Il est moins influencé par les variations de pH et la turbidité que le chlore, mais dans le commerce on ne le trouve que sous forme de povidone iodée (Bétadine® 10%) ou de teinture d'iode à 2%. Il y a par contre un risque d'hypersensibilité et de dysfonction thyroïdienne, ce qui en limite le dosage à 2 mg par jour pendant un mois au maximum pour un adulte (1 mg pour les enfants). La grossesse et les antécédents d'affection de la thyroïde sont des contre-indications à son utilisation.
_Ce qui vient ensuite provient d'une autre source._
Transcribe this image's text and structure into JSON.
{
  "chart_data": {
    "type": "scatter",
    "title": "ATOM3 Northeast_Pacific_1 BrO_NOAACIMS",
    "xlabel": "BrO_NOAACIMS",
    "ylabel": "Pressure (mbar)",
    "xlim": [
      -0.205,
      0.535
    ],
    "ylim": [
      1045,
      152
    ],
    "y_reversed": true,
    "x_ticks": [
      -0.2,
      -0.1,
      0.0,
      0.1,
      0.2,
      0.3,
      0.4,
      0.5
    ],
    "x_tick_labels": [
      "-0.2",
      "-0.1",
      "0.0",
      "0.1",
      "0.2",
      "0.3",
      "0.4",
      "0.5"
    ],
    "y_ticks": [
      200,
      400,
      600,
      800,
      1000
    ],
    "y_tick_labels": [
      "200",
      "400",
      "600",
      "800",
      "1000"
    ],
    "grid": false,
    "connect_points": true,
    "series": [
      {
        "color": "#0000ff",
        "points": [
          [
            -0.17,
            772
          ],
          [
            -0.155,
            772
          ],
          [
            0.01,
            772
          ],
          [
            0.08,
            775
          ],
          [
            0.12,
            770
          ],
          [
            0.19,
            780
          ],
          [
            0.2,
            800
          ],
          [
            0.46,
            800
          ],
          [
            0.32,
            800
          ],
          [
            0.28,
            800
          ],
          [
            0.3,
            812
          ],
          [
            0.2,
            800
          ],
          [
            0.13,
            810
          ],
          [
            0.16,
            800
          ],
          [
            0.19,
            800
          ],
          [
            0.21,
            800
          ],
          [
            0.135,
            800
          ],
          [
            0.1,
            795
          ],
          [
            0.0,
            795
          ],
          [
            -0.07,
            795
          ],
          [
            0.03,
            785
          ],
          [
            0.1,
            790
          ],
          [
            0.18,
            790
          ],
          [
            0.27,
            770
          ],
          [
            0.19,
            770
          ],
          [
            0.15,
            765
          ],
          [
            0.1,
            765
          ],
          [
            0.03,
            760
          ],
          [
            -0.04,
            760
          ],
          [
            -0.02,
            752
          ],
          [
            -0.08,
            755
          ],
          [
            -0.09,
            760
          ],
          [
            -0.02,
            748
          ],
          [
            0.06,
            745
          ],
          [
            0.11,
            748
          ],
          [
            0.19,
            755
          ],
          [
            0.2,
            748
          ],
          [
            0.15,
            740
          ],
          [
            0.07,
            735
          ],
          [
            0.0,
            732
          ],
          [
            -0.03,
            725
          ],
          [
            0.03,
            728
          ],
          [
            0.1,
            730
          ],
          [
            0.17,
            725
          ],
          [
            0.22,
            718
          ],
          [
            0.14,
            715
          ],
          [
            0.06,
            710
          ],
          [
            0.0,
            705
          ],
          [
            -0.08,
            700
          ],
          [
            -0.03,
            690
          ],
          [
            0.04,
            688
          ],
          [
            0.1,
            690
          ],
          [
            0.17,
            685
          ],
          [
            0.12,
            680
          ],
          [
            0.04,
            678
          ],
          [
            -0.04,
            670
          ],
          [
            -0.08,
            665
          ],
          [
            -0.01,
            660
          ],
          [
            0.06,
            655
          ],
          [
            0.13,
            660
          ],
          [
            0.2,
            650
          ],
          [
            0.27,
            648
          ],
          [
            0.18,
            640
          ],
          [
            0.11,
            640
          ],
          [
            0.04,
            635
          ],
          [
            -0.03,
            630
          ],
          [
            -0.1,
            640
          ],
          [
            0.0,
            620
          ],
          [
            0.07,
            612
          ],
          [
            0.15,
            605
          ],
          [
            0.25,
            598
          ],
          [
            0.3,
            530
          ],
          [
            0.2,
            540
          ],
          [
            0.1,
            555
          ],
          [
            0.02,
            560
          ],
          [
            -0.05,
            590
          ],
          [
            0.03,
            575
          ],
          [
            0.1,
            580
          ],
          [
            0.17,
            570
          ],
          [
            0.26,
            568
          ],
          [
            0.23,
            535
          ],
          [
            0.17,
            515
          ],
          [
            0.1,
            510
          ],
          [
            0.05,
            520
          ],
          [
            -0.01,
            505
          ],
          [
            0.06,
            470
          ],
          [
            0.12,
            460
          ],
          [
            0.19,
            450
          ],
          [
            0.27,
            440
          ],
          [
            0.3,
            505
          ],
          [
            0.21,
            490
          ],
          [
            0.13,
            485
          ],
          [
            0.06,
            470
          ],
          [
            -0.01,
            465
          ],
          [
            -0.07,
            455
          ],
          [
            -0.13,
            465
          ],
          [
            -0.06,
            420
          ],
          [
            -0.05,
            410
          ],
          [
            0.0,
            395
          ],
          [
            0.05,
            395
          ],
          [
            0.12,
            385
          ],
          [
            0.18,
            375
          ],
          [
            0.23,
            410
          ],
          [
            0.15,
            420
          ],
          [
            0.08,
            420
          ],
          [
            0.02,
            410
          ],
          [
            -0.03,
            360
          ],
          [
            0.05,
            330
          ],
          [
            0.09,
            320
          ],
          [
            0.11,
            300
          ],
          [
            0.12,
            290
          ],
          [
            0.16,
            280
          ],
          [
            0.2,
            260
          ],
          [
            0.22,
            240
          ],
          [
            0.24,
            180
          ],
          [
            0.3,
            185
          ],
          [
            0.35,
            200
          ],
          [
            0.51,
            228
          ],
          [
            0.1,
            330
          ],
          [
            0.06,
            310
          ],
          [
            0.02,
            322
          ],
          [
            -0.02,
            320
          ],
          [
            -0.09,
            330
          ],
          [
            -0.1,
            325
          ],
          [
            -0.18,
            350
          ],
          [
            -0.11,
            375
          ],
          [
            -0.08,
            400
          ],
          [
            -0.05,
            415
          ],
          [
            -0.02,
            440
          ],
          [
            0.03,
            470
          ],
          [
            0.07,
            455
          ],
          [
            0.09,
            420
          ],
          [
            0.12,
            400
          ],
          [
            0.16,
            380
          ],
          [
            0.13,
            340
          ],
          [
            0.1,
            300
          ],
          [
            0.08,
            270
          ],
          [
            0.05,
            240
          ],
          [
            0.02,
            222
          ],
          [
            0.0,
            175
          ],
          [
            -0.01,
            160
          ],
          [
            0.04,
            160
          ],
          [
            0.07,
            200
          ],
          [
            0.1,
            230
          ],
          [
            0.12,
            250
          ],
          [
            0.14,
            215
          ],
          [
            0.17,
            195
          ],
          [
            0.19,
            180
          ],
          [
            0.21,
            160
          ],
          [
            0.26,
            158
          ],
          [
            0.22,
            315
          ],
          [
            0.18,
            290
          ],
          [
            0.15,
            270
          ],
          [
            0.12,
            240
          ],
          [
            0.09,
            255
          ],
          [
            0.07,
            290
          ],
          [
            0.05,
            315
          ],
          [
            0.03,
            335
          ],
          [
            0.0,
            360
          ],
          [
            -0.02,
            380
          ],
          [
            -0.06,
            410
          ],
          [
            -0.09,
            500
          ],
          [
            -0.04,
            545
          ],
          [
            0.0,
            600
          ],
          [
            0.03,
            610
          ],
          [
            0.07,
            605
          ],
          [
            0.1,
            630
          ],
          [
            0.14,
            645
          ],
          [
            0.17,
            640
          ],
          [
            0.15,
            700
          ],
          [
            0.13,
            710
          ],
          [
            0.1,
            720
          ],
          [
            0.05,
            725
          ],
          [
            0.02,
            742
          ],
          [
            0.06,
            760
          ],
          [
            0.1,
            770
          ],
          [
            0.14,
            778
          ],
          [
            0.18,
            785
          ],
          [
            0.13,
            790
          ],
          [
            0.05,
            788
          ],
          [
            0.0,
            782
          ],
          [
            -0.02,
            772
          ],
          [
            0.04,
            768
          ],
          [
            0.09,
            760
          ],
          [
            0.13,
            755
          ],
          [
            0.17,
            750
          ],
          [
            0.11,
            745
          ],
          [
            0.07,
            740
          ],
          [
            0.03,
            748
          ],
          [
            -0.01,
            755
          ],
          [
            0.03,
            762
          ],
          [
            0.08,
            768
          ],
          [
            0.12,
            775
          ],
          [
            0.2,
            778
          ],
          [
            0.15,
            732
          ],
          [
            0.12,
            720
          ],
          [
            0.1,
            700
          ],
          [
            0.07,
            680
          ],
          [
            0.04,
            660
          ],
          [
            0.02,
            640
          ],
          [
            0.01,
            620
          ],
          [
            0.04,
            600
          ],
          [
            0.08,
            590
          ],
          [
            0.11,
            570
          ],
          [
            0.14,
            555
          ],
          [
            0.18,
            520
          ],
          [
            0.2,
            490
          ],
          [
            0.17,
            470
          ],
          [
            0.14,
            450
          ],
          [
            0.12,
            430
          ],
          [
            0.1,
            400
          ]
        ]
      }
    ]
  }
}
Pour diminuer les inconvénients des halogénés (notamment leur toxicité et leur goût) ont peut :
a) diminuer leur concentration en augmentant le temps de contact ;
b) filtrer l'eau d'abord puis désinfecter à concentration moindre ;
c) déhalogéner l'eau traitée, par du charbon ou par un produit chimique (contre le chlore et l'iode : vitamine C ou thiosulfate de sodium ; contre le chlore seulement : hyposulfite de sodium (Drinkwell® antichlore)) (tableau 5). Dans ce cas il faut à tout prix laisser un temps de contact suffisant avant de neutraliser la désinfection !
L'eau rendue potable doit être stockée dans des récipients propres et à surface lisse. Si elle n'est pas consommée rapidement, une méthode de conservation s'impose. L'ion argent (Micropur®, Drinkwell® argent) ou le chlore (si récipient fermé, car volatile) sont les méthodes de choix (tableau 5)
L'ébullition reste un des moyens les plus efficaces pour rendre de l'eau potable. Même de l'eau très sale peut être consommée si elle a bouilli, avec toutefois la persistance d'un goût, d'une couleur et parfois d'une odeur peu agréables. Tous les micro-organismes d'importance clinique sont tués par une ébullition même brève (dans la règle une minute en basse altitude/trois minutes en haute altitude où la température d'ébullition est plus basse), et certains même par de l'eau assez chaude pour être intolérable au toucher (50-60°C).2,4,5
Le résumé de l'efficacité des différentes méthodes de traitement de l'eau est présenté dans le tableau 6.
La publicité pour plusieurs produits du commerce (filtres, désinfectants) est peu claire et peut donner un faux sentiment de sécurité. Pour être efficaces, ces produits doivent être utilisés dans le respect stricte des conditions d'utilisation et avec un temps de contact suffisant (souvent sous-estimé par les fabricants). Dans la pratique on recommandera aux voyageurs l'attitude suivante :
Dans tous les cas
I Privilégier la consommation de boissons (gazeuses) en bouteille fermée, ou de boissons chaudes (ayant atteint le point d'ébullition).
I Eviter les glaçons.
I Si l'eau à disposition est claire : la microfiltrer et/ou la désinfecter.
A défaut
I Si l'eau est trouble : la laisser sédimenter, puis la microfiltrer et la désinfecter.
I Utiliser de l'ion argent pour conserver l'eau traitée.